JAKARTA, harianpijar.com – Sekretaris Fraksi Partai NasDem Syarif Abdullah Alkadrie menyarankan kepada Ketua DPR Setya Novanto segera mengundurkan diri dari jabatannya.
Menurut Syarif Abdullah Alkadrie, saran itu diusulkan agar kinerja DPR tidak tersandera dengan status Setya Novanto yang telah ditetapkan sebagai tersangka kasus dugaan korupsi proyek pengadaan blangko kartu tanda penduduk berbasis elektronik (e-KTP).
“Beliau (Setya Novanto-red) sedang menjalani proses hukum, supaya lebih fokus dalam proses itu, supaya kinerja di sini tidak tersandera. Lebih baik memang mundur dari jabatannya,” kata Syarif Abdullah Alkadrie di DPR, Senayan, Jakarta, Selasa 18 Juli 2017.
Lebih lanjut, ditegaskan Syarif Abdullah Alkadrie, dirinya khawatir rangkaian pemeriksaan Setya Novanto di KPK nantinya akan mempersulit anggota dewan untuk menggelar rapat atau kegiatan lain.
“Saya pikir dengan dia mundur sebagai ketua DPR bisa fokus, karena sewaktu-waktu nanti dia akan menjalani proses hukum dan ternyata DPR harus rapat, harus tertunda, juga disetujui oleh ketua,” tegas Syarif Abdullah Alkadrie.
Sementara, partai besutan Surya Paloh itu juga mengingatkan, setiap anggota dewan memiliki kewajiban menjaga marwah DPR sebagai salah satu lembaga negara.
Sementara, menurut Sekretaris Jenderal PPP Arsul Sani menyerahkan sepenuhnya perihal pencopotan Setya Novanto dari kursi ketua DPR kepada Fraksi Partai Golkar. Lain itu, setiap fraksi memiliki sikap yang berbeda-beda dalam menanggapi kader yang terjerat kasus hukum.
Sedangkan, ditegaskan Asrul Sani, desakan agar Setya Novanto mengundurkan diri dari jabatan Ketua DPR juga dianggap terlalu dini.

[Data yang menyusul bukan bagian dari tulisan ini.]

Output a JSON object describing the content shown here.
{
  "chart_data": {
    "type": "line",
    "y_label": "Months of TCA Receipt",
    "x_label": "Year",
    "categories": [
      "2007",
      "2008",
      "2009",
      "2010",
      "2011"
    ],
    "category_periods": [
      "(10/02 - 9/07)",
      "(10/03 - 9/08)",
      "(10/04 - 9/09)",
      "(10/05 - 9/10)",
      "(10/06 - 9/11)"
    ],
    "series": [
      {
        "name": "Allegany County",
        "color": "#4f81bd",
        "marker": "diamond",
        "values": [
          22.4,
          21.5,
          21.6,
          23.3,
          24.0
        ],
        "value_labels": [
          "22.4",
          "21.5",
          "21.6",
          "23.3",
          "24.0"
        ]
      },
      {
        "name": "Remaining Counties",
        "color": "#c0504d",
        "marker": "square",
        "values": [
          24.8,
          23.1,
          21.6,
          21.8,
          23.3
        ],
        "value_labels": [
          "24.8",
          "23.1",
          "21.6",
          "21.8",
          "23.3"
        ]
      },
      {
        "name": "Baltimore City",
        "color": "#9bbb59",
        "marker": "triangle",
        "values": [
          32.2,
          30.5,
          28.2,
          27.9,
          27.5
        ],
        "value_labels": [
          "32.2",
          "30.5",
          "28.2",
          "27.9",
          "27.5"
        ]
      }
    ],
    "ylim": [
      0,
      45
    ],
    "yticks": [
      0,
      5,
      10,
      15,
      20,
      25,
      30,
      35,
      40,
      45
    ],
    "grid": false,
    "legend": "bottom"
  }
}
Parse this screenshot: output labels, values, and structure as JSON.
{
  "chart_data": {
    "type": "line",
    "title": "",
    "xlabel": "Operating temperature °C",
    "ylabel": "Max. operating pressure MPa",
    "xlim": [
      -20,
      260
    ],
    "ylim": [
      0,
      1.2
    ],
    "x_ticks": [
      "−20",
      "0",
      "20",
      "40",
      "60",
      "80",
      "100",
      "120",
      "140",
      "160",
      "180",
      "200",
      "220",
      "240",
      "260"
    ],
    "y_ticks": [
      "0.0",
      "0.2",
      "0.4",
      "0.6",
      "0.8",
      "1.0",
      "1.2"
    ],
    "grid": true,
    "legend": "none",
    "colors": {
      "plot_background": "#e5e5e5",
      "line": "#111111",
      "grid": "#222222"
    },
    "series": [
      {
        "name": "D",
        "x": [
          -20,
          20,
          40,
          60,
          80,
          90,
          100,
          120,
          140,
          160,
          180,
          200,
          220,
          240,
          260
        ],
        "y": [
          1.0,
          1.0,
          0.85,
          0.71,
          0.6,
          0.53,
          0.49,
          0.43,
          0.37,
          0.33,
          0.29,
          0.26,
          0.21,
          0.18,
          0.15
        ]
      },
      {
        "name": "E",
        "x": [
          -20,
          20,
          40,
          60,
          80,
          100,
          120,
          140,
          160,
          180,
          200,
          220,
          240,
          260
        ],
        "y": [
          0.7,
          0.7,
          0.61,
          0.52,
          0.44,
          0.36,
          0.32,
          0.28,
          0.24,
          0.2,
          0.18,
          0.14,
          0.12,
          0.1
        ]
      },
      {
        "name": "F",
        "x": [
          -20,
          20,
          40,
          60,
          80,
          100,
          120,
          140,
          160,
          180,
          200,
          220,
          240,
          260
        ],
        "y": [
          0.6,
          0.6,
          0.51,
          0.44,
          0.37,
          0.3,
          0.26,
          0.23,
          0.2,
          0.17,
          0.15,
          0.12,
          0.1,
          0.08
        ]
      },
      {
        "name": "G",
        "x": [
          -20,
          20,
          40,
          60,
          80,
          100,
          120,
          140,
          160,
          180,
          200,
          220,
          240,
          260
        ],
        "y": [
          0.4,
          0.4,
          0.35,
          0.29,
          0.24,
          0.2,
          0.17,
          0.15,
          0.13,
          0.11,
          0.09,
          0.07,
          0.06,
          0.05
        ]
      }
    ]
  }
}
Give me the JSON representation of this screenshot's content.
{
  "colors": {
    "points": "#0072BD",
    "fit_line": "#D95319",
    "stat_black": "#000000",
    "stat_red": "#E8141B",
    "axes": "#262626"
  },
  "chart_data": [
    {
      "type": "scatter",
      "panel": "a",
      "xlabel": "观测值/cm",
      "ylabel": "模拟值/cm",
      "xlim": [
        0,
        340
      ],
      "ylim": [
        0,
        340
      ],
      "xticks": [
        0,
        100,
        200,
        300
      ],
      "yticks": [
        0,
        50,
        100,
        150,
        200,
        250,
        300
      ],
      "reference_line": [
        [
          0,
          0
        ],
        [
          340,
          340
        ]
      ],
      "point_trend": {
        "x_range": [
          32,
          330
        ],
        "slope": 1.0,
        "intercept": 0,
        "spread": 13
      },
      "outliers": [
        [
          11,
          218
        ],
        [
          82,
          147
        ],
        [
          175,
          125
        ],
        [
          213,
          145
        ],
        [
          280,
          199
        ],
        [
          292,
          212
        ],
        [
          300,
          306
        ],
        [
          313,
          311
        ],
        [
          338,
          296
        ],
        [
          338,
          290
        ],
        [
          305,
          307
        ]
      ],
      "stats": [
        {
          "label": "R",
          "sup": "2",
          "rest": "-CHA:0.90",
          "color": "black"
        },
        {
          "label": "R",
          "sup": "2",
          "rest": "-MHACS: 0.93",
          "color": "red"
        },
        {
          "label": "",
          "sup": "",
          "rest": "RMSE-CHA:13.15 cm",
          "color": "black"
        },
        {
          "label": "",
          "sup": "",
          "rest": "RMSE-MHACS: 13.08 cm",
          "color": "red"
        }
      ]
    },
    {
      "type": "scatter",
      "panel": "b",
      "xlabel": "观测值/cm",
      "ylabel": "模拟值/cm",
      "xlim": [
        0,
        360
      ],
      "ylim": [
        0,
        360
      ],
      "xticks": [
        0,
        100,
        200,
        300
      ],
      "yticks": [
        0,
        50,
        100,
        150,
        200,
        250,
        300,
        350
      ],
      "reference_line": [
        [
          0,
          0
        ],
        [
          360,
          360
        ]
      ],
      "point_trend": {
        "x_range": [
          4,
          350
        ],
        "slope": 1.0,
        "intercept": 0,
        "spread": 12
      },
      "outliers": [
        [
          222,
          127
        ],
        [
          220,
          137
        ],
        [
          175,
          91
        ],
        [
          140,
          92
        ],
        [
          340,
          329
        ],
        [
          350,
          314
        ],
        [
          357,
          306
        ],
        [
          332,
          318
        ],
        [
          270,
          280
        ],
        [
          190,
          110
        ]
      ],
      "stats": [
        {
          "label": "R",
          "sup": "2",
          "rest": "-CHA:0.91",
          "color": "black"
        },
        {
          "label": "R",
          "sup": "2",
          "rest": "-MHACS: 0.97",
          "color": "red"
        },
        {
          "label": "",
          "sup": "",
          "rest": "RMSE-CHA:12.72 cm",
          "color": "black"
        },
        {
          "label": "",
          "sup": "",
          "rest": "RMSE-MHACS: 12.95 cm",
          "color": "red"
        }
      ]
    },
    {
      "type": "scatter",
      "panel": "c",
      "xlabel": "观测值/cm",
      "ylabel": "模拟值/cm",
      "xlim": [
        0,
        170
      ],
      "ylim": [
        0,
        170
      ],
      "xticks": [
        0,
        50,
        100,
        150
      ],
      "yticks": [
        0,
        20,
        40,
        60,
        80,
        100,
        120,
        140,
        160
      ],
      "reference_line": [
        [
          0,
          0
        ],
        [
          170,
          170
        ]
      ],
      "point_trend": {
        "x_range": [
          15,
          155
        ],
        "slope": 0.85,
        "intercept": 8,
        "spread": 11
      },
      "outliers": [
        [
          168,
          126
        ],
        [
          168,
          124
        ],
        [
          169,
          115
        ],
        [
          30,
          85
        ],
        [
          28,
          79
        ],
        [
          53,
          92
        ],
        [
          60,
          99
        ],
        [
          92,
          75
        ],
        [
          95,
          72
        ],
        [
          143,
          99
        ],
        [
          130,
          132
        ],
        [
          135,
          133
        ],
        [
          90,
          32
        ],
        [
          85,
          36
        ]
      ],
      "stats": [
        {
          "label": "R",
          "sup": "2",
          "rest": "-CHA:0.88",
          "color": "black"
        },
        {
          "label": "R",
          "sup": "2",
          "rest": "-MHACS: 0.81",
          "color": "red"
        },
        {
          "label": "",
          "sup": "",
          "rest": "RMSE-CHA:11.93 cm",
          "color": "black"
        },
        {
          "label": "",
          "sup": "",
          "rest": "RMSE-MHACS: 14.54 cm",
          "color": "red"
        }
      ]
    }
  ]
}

Karena, anggota dewan hanya dapat diberhentikan bila telah menyandang status terdakwa.
“Karena ini belum status terdakwa, kami kembalikan ke Fraksi Golkar. Mereka yang pasti secara hukum tidak salah. Kalau soal etik, kami serahkan ke publik,” tegas Asrul Sani.
Sebelumnya diketahui, Setya Novanto ditetapkan sebagai tersangka kasus dugaan korupsi e-KTP oleh KPK pada Senin 18 Juli 2017 kemarin. Setya Novanto disangka melanggar Pasal 3 atau Pasal 2 ayat 1 UU Tipikor juncto Pasal 55 ayat 1 ke 1 KUHP.
Dalam kasus yang sama, KPK sebelumnya telah menetapkan dua mantan pejabat Kemendagri Irman dan Sugiharto, serta pengusaha Andi Agustinus alias Andi Narogong, sebagai tersangka.
Kemudian, nama Setya Novanto muncul dalam dakwaan Irman dan Sugiharto. Dirinya disebut mendapat jatah 11 persen dari nilai proyek e-KTP sebesar Rp 574 miliar.
Selain itu, Setya Novanto juga disebut mengarahkan perusahaan pemenang proyek senilai Rp 5,9 triliun tersebut. Dari keterangan sejumlah saksi di persidangan, dirinya disebut menjadi pemegang proyek e-KTP dan Setya Novanto juga diduga dekat dengan Andi Agustinus alias Andi Narogong.